In Brasilien haben Maschinen auf vielen Plantagen Menschen abgelöst, wie hier in Machado im Bundesstaat Minas Gerais.

Futures der Kaffee-Sorte Arabica sind Mitte April auf den niedrigsten Stand seit dreizehn Jahren gefallen. Zuletzt war ein Kontrakt für ein Pfund für gerade mal 90,25 US-Cent zu haben. Der Preiszerfall macht sich im Portemonnaie des regelmässigen Kaffeetrinkers kaum bemerkbar, für Bauern ist er jedoch fatal. Ein Preis von unter 1 $ reicht vielerorts nicht, um die Produktionskosten zu decken.

Ein Zusammentreffen mehrerer Faktoren hat zum aktuellen Preisniveau beigetragen. Viele davon sind in Brasilien zu finden. Die Brasilianer verantworten 14% des globalen Kaffeekonsums und produzieren über ein Drittel des Kaffees weltweit.

Weltmeister Brasilien

Kaffee wird wie fast alle Rohstoffe in Dollar gehandelt. Wegen der Vormachtstellung Brasiliens verbilligt die Abwertung des Reals gegenüber dem Dollar die Bohnen für alle Akteure. Zusätzlich wurde in Brasilien mit staatlicher Förderung und Investitionen in die Modernisierung der Plantagen die Produktivität gesteigert. Andere Länder wie Kolumbien, Vietnam und Indien wollen Brasiliens Dominanz schwächen und haben ebenfalls Initiativen zur Förderung der Produktion lanciert. Das Resultat ist ein Überangebot.

Kaffee ist eine sensible Pflanze, er wächst nur in den Bean-Belt-Ländern mit gemässigtem Klima in der Nähe des Äquators. Das Wetter ist zentral für Erfolg oder Misserfolg der Ernte. So können ein Kälteeinbruch oder Unwetter zu schlechtem Ertrag und somit höheren Preisen führen. Umgekehrt bedeuten günstige Wetterverhältnisse eine grössere Produktion.

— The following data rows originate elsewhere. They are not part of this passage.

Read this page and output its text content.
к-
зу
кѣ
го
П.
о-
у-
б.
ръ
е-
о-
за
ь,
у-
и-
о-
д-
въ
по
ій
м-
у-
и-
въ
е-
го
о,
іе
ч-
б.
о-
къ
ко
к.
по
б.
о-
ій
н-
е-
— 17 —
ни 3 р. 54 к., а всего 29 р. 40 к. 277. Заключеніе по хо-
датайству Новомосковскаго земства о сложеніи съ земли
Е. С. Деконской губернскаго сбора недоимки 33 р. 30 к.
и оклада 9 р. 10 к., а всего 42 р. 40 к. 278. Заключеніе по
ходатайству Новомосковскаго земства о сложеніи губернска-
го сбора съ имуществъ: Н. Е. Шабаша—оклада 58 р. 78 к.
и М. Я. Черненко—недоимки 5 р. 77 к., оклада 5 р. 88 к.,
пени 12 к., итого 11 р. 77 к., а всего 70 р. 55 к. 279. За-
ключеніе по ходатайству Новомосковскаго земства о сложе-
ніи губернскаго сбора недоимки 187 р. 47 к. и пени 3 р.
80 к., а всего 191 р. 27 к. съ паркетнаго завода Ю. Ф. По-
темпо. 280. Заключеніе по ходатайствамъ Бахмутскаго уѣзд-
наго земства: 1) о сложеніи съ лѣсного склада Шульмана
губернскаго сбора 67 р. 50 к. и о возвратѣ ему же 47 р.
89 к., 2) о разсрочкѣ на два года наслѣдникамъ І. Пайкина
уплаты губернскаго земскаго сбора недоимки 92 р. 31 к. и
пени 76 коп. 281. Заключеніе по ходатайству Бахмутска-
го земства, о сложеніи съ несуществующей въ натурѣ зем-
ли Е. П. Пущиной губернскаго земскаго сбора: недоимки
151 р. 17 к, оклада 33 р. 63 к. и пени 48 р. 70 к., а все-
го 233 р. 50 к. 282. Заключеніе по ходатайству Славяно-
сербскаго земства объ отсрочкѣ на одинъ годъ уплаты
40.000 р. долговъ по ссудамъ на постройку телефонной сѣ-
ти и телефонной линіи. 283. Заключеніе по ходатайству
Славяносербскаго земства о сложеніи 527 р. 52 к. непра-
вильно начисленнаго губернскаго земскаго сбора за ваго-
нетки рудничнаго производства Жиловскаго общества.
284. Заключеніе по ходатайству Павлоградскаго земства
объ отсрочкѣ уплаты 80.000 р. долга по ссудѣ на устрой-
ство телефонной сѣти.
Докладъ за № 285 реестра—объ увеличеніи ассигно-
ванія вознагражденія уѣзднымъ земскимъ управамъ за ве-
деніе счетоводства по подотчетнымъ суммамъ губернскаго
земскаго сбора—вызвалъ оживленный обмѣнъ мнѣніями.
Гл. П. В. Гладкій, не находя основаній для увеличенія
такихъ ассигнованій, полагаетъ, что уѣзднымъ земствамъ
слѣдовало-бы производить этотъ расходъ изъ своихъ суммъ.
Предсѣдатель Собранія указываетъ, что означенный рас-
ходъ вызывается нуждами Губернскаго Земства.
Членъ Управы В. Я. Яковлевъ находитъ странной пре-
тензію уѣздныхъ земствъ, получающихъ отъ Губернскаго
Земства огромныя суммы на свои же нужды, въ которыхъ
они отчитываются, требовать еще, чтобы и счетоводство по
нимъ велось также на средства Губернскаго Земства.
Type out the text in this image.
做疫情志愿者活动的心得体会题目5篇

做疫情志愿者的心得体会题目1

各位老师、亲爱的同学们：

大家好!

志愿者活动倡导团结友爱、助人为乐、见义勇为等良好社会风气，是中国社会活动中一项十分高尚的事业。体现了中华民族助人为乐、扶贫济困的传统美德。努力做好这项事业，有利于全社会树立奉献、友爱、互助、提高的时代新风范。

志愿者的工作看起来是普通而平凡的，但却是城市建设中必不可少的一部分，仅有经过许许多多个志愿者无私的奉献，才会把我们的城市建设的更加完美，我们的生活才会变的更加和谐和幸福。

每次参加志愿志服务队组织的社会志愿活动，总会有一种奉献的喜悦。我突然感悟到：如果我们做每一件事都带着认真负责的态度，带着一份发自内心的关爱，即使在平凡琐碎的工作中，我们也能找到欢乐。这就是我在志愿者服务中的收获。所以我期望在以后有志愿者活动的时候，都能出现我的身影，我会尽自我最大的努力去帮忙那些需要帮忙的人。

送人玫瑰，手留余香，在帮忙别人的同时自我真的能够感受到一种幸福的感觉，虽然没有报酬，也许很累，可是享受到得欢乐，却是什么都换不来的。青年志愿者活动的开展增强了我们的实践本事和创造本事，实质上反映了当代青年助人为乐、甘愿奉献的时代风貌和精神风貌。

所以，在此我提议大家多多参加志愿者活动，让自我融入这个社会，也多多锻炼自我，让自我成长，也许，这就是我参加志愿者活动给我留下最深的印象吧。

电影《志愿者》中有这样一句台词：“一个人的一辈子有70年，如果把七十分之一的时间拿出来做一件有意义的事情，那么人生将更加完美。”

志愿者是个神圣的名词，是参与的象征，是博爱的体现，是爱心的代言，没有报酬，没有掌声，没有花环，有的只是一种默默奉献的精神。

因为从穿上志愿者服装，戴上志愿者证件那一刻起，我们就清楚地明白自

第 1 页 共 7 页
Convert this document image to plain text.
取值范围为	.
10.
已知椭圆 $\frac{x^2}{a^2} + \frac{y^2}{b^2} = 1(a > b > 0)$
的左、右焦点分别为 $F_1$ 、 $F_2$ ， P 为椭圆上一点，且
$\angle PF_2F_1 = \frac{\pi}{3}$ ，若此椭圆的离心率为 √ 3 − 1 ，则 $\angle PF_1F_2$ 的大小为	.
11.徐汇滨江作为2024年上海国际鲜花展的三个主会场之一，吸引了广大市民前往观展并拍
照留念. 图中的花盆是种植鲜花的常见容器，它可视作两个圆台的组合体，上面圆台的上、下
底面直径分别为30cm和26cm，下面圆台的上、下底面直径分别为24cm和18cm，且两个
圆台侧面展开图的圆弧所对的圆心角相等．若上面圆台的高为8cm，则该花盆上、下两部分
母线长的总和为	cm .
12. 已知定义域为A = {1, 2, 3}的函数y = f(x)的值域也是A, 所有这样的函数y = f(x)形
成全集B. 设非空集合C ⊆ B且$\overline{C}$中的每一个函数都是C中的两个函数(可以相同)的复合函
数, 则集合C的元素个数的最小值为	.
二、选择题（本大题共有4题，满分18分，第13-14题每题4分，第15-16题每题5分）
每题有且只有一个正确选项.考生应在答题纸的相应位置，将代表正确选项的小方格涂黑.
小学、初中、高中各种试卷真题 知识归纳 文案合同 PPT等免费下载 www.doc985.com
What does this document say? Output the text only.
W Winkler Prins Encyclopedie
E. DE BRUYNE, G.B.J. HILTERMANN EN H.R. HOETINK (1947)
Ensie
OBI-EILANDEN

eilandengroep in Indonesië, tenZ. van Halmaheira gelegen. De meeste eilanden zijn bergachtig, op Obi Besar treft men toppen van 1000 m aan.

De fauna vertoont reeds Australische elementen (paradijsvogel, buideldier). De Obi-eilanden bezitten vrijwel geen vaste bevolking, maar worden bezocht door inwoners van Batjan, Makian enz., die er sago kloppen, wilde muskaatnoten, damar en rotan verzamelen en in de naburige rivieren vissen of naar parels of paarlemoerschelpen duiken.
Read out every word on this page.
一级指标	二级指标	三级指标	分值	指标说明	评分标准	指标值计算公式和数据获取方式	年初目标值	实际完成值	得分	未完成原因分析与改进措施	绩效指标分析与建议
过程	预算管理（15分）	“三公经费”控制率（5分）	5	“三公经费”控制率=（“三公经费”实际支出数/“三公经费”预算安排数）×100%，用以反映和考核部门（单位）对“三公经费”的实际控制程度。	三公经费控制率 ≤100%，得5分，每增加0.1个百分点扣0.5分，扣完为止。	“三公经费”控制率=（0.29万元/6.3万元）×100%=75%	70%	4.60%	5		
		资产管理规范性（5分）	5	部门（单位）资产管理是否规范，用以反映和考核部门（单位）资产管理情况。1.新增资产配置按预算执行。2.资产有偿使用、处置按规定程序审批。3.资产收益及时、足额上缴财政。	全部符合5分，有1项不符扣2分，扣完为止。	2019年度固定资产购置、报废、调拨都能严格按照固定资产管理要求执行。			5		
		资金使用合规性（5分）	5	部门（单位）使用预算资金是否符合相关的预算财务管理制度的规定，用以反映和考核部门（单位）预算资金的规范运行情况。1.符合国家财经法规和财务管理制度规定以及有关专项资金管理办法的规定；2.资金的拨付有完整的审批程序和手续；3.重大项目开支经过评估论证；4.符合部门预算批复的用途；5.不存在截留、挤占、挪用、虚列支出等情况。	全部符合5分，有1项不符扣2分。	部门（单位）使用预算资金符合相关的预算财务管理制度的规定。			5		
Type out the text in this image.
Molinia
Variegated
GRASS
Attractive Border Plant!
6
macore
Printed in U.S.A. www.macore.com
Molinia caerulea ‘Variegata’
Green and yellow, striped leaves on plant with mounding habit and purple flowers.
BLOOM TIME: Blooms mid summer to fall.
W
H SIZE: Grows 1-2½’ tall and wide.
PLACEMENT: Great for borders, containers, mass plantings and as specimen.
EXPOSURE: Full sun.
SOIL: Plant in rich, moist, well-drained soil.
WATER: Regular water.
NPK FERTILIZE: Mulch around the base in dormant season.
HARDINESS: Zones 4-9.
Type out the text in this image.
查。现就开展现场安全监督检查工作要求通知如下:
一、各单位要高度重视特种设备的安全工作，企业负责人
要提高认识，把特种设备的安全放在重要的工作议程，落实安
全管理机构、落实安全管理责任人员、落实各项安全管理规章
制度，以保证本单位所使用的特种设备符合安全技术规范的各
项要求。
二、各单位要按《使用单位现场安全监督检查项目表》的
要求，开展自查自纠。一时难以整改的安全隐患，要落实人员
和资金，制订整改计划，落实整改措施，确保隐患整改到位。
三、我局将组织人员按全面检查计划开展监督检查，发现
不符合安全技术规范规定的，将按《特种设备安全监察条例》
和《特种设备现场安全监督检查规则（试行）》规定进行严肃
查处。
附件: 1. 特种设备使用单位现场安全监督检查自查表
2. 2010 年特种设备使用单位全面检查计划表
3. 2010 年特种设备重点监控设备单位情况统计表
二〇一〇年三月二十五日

Der Ernteerfolg ist zyklisch, ein gutes und ein schlechtes Jahr wechseln sich jeweils ab. Theoretisch ist das Jahr 2019/2020 ein Off Cycle in Brasilien, in dem die Pflanzen sich regenerieren und weniger Ertrag abwerfen. Durch die Mehrausgaben der brasilianischen Regierung für Forschung und Entwicklung und die intensivierte Pflege der Pflanzen kann dieser Effekt jedoch verringert werden.

Brasilien beheimatet mehr als eine Viertelmillion Kaffeeplantagen. Nicht alle haben technisch aufgerüstet, viele sind kaum grösser als 7,5 Hektar. Die Arabica-Pflanze wächst zudem besser an schattiger Hochlage, wo kostensparende Mechanisierung kaum angewendet werden kann. So bedroht der tiefe Preis auch in Brasilien die Existenz der Bauern. Einige sparen nun bei Pestiziden und Dünger, was wiederum die Erfolgschancen ihrer Ernte für das nächste Jahr mindert.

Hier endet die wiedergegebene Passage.